You have iDVD only if you bought a new Mac containing a SuperDrive DVD burner , or you bought Apple's iLife software suite. In any case, iDVD is designed to let you turn your digital photos or camcorder movies into DVDs that work on almost any DVD player, complete with menus , slideshow controls, and other navigation features. iDVD handles the technology; you control the style.
Sure, you can export your finished iMovie project back to an old VHS cassette. But preserving your work on a DVD gives you a boatload of benefits, including better durability, dramatically better quality, no need for rewinding, duplication without quality loss, and cheaper shipping. (And besides, you can fit a lot more DVDs on a shelf than VHS tapes.)
Here's the basic routine for converting an iMovie movie into a Blockbuster-style DVD.
DVD chapters let viewers skip to predefined starting points within a movie, either using a Scene menu or pressing the Next Chapter or Previous Chapter buttons on the remote control. Thanks to the partnership of iMovie and iDVD, you can add chapter markers to your own movies markers, perfectly replicating this feature.
In iMovie, click the iDVD button to open the iDVD palette .
You'll find it among the other palette buttons, just to the right of the Effects button, as shown in Figure 14-11.
Drag the playhead to the position for your new chapter. Click Add Chapter. Type a chapter title into the Chapter Title box .
Whatever you type here will wind up as the chapter name in the finished DVD menu.
Repeat step 2 until you've created all the chapters for your movie. Save your project .
If you've added a chapter in error, click it and then click Remove Chapter.
Now you're ready to hand off the movie to iDVD, where you do your menu design and DVD burning.
|
Save your project, and then click Create iDVD Project at the bottom of the chapter list. Your hard drive whirs, thunder rolls somewhere, and after a few minutes, you wind up in iDVD itself. You'll know when you get there: Empty postcads scroll slowly from right to left, confirming your arrival in iDVD land. (This is the Travel 1 theme , described in a moment.)
Figure 14-12. The Customize button reveals iDVD's Customize drawer . When you click one of the buttons at the top, the pane changes to show its contents. For example, Themes lets you choose a design scheme. The Settings pane lets you choose motion menu duration, background video and audio, title fonts, and the look and placement of buttons. The Media pane links directly to iTunes and iPhoto. |
Select a theme by clicking its thumbnail. The main menu screen takes on your chosen theme instantly. If your DVD menu system has other screensa scene-selection screen that lists your chapter markers, for examplechoose Advanced Apply Theme to Project, so that every screen looks alike.
On the main menu screen now before you, you'll find two buttons:
Play . On the finished DVD, this button will mean, "Play the movie from the beginning."
Scene Selection . On the finished DVD, this button will take your audience to a second screen, which is filled with individual buttons for the chapters you created. (In fact, this second screen may well have arrows that lead to third and fourth screens, because iDVD can fit only six buttons per screen.)
You can edit these text buttons just as you would Finder icon names : Click inside the text to open up an editing box, type your changes, and then press Enter or Return.

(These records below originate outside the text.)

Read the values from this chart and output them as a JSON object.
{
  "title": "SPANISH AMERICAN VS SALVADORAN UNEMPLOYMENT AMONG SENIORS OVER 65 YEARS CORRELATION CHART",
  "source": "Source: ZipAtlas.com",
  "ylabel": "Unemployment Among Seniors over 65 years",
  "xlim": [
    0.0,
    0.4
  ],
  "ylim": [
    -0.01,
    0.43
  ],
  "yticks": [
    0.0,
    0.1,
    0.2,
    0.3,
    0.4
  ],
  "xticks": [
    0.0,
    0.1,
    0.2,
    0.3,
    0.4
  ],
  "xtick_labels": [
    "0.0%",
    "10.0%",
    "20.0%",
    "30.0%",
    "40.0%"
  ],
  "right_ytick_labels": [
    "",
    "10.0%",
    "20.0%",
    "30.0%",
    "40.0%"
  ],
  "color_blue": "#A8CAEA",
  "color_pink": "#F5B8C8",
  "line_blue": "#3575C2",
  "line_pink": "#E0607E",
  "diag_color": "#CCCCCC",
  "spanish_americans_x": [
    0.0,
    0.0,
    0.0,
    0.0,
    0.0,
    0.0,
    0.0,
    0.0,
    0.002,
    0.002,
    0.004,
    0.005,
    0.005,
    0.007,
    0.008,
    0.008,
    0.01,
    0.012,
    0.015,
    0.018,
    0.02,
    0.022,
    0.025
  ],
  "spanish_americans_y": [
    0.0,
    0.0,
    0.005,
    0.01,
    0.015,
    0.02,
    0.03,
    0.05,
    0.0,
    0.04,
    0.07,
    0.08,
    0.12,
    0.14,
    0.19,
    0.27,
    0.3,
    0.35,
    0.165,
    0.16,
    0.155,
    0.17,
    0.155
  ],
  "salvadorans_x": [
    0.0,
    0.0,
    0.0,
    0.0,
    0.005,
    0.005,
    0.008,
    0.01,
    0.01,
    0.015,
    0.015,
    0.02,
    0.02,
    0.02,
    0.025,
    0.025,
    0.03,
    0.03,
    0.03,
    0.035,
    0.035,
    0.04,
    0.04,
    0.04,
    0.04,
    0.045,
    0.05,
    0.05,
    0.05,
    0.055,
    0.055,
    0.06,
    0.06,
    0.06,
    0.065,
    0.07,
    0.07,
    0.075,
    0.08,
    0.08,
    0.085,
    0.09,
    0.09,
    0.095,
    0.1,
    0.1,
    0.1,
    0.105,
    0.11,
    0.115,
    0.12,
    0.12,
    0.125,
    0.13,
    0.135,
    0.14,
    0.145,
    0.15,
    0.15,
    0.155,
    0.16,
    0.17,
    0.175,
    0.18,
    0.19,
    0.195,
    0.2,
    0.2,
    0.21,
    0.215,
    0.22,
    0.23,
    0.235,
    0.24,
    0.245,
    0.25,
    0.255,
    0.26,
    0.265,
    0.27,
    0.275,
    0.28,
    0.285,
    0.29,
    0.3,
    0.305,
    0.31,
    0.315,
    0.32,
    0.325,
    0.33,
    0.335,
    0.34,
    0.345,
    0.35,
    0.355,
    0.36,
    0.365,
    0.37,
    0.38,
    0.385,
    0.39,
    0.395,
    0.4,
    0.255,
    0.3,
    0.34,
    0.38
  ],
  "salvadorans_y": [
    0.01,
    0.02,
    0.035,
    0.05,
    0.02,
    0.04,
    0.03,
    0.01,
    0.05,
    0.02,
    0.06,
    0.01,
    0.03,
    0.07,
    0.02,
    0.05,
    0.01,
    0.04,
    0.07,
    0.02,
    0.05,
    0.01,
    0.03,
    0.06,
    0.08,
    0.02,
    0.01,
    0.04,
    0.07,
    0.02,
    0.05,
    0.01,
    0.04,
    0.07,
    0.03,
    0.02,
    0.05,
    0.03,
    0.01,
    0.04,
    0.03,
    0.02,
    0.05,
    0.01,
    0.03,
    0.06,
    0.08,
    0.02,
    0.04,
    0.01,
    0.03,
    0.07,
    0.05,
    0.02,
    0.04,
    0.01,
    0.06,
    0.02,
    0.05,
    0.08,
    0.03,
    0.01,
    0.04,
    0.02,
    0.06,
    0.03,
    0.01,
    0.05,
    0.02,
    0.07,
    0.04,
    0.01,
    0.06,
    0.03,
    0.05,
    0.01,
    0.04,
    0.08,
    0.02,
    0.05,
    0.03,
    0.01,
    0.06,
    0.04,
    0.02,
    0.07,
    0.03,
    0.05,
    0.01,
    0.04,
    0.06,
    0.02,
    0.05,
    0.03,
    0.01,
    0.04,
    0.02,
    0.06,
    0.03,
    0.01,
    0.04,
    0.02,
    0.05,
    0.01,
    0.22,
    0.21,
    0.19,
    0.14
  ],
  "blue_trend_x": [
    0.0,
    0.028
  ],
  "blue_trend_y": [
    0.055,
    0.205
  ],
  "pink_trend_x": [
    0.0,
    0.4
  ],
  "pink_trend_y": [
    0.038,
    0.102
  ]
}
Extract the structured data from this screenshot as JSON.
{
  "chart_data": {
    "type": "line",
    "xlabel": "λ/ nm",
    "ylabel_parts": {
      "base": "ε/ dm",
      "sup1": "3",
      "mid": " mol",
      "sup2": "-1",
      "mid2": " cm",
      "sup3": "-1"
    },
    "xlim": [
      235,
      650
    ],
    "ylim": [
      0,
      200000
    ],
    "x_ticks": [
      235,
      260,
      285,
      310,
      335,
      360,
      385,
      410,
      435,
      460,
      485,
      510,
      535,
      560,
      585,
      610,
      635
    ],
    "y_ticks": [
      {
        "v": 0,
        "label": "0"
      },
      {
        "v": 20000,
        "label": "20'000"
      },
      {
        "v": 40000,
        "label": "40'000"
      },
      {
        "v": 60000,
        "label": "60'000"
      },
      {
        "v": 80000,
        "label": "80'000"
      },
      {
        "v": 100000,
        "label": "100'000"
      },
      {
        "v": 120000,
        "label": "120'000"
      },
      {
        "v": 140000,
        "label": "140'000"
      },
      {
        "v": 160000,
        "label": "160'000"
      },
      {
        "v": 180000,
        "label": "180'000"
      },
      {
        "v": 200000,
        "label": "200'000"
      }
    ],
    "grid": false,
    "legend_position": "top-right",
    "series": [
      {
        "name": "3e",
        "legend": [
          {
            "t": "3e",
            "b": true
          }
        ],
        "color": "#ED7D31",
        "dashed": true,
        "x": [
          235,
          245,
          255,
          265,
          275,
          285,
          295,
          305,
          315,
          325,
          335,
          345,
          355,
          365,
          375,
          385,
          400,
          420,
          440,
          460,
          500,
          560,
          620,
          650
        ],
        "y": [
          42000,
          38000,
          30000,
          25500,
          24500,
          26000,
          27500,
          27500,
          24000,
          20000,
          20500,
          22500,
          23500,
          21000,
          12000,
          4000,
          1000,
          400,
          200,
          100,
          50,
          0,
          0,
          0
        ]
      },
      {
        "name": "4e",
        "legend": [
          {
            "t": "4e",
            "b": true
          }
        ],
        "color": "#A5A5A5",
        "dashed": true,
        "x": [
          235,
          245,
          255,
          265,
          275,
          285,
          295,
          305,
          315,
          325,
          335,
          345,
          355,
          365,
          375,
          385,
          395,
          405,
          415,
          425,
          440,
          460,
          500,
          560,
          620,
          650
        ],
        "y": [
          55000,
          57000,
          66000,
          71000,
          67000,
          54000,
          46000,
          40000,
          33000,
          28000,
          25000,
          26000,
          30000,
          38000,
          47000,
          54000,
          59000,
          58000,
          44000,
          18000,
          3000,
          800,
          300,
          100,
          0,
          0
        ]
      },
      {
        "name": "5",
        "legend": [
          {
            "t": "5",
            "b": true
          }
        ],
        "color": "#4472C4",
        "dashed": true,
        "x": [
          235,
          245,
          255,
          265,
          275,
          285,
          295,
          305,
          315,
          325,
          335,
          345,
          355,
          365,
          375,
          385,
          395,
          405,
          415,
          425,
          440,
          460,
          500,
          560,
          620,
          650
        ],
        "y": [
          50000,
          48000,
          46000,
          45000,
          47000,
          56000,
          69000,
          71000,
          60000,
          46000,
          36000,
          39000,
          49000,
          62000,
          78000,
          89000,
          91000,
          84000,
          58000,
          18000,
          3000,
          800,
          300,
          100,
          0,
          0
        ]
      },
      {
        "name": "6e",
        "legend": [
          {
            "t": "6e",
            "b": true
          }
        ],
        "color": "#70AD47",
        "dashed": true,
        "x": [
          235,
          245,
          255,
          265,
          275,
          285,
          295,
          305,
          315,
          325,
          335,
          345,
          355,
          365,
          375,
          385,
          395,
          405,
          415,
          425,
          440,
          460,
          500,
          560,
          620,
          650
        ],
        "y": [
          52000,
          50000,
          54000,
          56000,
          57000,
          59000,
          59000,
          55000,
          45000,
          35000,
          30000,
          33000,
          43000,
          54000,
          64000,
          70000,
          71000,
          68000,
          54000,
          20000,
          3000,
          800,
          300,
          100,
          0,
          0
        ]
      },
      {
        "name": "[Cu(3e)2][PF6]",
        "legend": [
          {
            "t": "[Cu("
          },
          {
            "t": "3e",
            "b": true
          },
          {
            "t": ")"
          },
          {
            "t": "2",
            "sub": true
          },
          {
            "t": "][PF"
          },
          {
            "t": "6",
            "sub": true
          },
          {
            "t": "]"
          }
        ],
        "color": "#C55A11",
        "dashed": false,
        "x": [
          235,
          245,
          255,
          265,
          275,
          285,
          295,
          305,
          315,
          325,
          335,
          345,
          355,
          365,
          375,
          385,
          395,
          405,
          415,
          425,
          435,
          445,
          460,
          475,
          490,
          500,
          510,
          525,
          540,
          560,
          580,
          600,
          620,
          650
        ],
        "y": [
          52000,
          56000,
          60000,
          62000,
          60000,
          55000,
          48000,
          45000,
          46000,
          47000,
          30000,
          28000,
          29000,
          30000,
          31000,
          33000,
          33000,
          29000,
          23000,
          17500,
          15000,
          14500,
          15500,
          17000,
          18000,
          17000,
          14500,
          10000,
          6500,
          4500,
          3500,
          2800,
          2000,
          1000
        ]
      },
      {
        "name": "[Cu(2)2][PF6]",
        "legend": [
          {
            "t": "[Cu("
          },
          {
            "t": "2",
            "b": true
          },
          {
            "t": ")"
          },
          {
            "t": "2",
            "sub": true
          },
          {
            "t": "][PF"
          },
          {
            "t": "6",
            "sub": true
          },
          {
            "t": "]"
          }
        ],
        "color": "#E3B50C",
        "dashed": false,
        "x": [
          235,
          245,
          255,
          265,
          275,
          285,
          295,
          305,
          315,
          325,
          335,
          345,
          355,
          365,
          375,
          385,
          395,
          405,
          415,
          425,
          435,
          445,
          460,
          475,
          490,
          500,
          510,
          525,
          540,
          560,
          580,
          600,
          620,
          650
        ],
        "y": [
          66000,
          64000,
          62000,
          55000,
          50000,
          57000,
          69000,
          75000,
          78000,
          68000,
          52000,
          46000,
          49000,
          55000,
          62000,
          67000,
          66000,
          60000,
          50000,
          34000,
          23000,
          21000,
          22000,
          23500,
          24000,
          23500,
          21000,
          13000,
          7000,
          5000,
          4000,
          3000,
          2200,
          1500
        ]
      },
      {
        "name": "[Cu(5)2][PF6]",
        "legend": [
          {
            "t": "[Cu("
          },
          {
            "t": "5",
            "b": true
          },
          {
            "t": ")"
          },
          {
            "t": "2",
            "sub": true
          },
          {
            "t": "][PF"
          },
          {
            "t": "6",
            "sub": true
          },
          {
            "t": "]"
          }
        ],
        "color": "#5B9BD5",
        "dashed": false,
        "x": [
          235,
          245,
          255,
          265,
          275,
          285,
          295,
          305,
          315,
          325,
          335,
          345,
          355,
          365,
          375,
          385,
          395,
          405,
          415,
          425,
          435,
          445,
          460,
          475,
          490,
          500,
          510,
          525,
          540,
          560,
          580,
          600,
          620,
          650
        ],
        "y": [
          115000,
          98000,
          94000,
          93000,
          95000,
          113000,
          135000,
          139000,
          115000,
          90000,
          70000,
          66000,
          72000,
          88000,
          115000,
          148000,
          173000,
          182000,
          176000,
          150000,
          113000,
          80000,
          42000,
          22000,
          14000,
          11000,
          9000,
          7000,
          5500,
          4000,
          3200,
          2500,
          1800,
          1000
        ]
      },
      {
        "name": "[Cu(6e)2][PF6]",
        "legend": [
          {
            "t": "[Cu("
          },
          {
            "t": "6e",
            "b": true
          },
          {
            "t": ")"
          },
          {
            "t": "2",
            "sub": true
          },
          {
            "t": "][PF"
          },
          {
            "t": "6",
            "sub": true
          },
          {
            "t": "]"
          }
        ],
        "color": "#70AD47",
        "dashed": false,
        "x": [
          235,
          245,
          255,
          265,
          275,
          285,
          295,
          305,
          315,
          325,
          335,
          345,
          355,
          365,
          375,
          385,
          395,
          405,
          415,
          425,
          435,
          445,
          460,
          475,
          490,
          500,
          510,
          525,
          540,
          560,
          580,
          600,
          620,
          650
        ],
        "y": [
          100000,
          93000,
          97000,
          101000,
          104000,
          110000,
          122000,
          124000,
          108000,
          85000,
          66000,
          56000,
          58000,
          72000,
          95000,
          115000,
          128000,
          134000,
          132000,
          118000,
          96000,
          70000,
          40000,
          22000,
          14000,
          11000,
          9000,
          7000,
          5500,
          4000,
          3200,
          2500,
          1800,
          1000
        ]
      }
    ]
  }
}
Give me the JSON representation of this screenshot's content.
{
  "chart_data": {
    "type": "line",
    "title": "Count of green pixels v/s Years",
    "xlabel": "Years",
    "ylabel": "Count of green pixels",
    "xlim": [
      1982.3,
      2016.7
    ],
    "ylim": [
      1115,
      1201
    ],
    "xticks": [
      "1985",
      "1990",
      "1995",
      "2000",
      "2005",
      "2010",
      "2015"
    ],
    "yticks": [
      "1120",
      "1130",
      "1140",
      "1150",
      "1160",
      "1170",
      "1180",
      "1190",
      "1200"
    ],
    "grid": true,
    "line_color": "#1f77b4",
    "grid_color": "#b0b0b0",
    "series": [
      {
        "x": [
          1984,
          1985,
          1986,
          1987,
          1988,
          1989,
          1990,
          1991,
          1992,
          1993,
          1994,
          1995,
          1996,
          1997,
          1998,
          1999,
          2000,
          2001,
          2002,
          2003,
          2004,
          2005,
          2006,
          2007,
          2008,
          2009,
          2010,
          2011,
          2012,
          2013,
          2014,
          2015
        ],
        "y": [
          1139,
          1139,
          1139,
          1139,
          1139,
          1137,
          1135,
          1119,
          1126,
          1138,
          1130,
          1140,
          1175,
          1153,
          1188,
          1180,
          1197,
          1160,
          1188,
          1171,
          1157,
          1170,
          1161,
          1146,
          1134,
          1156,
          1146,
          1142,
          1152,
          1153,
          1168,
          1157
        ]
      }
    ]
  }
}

Editing button names works almost the same way, except that you single-click the button first, and then click the text itself to open the editing box.
Almost every button displays an icon, picture, or tiny movie clip to give viewers a hint as to what lies in store if they click it. To specify what that image is, see Figure 14-13.
|
Once your menu screens are looking pretty good, you're almost ready to burn the DVD. Before you go using up a blank disc, however, you should test your creation to make sure that it works on the virtual DVD player known as the Macintosh.
Preview the DVD . iDVD's Preview button lets you test your menu system to avoid unpleasant surprises . When you click it, iDVD enters Preview mode, which simulates how your DVD works on a standalone set-top DVD player. You even get a simulated remote control to help you navigate. Click Stop (the filled square) or reclick Preview to return to iDVD's Edit mode.
Check the length . iDVD prefers to burn 60-minute DVDs, because they have the best quality. The instant you try to add the sixty-first minute of footage to your project, though, iDVD invites you to switch to 90-minute modeat lower qualityor to delete some video from the project to make it fit within 60 minutes again.
When you've finished editing your disc and testing it thoroughly, it's time to proceed with your burn.
Check your Motion setting .
The Motion button at the bottom of the window determines whether or not your finished DVD will have animated menus, buttons, and backgrounds, and whether or not music will play. If the Motion button is green, you'll get all of the above. If you click to turn the Motion button off (gray), then motion and audio features won't appear on the final disc.
Choose File Save. Click the Burn button twice .
The first click on the gray, closed Burn button "opens" it, revealing a throbbing yellow-and-black button. The second click begins the burning process.
Insert a blank DVD-R disc when the Mac asks for it .
Be sure you're using the correct kind of blank DVD for the speed of your DVD burner. For example, don't attempt to burn 1x or 2x blanks at 4x speed.